At this week’s Australian Gartner Symposium ethics was one of the key issues flagged for CIOs and IT workers; as technology becomes more pervasive and instrusive, managers are going to have to deal with a myriad of questions about what is the moral course of action.
So far the news isn’t good for the tech industry with many businesses failing to deal with the masses of data they are accumulating on users, suppliers and competitors.
A failure of transparency
One case in point is that of online ride service, Uber. One of Uber’s supposed strengths is its accountability and transparancy; the service can track passengers and drivers through their journey which should, in theory, make the trip safer for everybody.
In reality the tracking doesn’t do a great job of protecting riders and drivers, mainly because Uber has Silicon Valley’s Soviet attitude to customer service.
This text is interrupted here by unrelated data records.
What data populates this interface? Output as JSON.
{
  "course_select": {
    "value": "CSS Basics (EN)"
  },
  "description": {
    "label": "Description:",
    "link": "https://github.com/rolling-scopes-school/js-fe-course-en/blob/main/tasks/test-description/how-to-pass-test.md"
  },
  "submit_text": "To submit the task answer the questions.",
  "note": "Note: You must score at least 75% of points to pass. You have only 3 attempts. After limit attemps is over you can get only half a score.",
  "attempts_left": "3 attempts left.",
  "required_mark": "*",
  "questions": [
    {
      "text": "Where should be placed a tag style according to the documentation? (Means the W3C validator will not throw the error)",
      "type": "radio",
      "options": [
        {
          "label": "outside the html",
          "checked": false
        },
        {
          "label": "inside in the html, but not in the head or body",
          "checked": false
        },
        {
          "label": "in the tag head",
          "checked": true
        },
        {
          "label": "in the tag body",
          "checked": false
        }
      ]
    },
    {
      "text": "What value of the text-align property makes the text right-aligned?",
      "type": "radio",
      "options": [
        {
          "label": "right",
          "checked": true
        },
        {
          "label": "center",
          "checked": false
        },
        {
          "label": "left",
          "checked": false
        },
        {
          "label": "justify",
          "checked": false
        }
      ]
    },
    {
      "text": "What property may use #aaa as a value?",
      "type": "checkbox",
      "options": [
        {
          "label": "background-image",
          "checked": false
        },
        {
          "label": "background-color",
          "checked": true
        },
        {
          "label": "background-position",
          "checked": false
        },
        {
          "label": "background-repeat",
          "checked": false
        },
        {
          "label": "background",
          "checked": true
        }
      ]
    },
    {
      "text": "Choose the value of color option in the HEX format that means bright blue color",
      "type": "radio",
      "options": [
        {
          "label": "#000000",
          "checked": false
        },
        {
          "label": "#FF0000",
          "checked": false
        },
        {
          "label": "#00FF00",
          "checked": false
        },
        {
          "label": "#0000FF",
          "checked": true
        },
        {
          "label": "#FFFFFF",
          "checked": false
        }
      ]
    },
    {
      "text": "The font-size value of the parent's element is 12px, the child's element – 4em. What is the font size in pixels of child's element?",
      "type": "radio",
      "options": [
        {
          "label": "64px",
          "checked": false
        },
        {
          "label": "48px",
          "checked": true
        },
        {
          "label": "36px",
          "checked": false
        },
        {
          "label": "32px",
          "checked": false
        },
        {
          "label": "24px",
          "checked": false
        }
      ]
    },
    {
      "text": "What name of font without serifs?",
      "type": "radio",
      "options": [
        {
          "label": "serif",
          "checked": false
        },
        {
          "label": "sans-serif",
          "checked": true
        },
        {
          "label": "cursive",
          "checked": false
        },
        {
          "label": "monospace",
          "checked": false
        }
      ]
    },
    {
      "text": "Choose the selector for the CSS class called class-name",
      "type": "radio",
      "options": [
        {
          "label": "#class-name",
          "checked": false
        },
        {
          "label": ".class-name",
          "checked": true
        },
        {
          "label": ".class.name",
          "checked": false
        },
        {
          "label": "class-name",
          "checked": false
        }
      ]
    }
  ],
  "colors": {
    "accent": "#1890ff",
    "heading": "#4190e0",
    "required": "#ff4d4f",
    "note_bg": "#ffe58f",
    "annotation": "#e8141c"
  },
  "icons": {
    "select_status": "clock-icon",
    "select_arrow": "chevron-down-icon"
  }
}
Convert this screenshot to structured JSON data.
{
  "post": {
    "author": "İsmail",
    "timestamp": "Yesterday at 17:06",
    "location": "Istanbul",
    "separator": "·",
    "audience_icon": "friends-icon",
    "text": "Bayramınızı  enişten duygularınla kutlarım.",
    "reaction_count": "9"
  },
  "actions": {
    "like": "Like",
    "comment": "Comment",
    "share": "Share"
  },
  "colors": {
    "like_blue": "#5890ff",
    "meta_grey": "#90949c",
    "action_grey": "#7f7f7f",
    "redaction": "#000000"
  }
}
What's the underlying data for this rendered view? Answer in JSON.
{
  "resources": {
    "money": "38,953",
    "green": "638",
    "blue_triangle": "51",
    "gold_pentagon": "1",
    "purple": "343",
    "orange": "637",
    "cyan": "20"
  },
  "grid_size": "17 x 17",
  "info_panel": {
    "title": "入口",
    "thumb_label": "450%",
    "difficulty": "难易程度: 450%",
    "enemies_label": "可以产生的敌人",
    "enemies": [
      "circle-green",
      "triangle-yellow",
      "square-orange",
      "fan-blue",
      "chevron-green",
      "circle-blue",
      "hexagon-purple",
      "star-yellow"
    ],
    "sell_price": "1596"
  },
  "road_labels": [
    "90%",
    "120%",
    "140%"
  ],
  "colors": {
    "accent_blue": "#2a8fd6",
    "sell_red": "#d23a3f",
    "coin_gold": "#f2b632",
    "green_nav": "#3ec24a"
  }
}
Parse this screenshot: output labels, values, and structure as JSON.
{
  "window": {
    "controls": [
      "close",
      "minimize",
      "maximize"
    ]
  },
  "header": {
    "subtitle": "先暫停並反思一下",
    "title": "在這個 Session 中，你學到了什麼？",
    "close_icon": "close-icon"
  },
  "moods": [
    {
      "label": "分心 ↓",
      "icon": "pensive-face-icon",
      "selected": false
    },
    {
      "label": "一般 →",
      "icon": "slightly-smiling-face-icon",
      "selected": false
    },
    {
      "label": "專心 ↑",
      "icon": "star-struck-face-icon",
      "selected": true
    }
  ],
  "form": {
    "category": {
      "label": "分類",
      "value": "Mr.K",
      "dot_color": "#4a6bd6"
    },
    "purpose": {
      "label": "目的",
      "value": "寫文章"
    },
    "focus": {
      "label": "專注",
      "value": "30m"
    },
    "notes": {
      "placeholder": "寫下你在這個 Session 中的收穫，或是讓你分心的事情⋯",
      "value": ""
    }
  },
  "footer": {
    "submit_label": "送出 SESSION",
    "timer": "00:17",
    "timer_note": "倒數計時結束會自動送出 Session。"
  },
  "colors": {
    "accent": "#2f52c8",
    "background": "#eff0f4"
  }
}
That tracking also creates an ethical issue for the company’s management and one that isn’t being dealt with well.
Compounding Uber’s ethical problem is the attitude of its managers, when a Senior Vice President suggests smearing a journalist who writes critical stories then its clear the company has a problem and the question for users has to be ‘can we trust these people with our personal data?’
With Uber we may be seeing the first company where data management and misuse results in senior management, and possibly the founder, falling on their sword.
Another aspect of the latest Uber story is the question of journalistic ethics; indeed the apologists for Uber counter that because some journalists are corrupt that justifies underhand tactics from companies subject to critical articles.
That argument is deeply flawed with little merit and tells us more about the people making it than any journalist’s ethical compass, however there is a discussion to be had about the behaviour of many reporters.
As someone who regularly receives corporate largess — I attended the Gartner Symposium as a guest of BlackBerry and will be going to an Acer event tomorrow night — this is something I regularly grapple with; my answer (or rationalisation) is that I disclose that largess and let the reader make up their own mind.
However one thing is clear at these events; everything is on the record unless explicitly stated by the other party. This makes Michael Wolff’s criticism of Ben Smith’s original Uber story in Buzz Feed pretty hollow and gives us many pointers on Wolff’s own moral compass as he invites other writers to ‘privileged’ dinners where the default attitude is that everything is off the record.
Playing an insider game
Ultimately we’re seeing an insider game being played, where journalists like Wolff put their own egos above their job of telling their audience what is happening; Jay Rosen highlighted this problem with political coverage but in many respects it’s worse in tech, business and startup journalism.
It’s not surprising when a game is being played by insiders that they take offense at outsiders criticizing them.
Once the customers become outsiders though, the game is drawing to an end. That’s the fate Uber, and much of the tech industry, desperately want to avoid.
Uber in particular has many powerful enemies around the world and clumsy management mis-steps only play into the hands of those who see the company as a threat to their cosy cartels. It would be a shame if Uber’s disruption of the many dysfunctional taxi markets was derailed due to the company’s paranoia and arrogance.
Eventually ethics matter. It’s something that both the insular tech industry and those who write on it should remind themselves.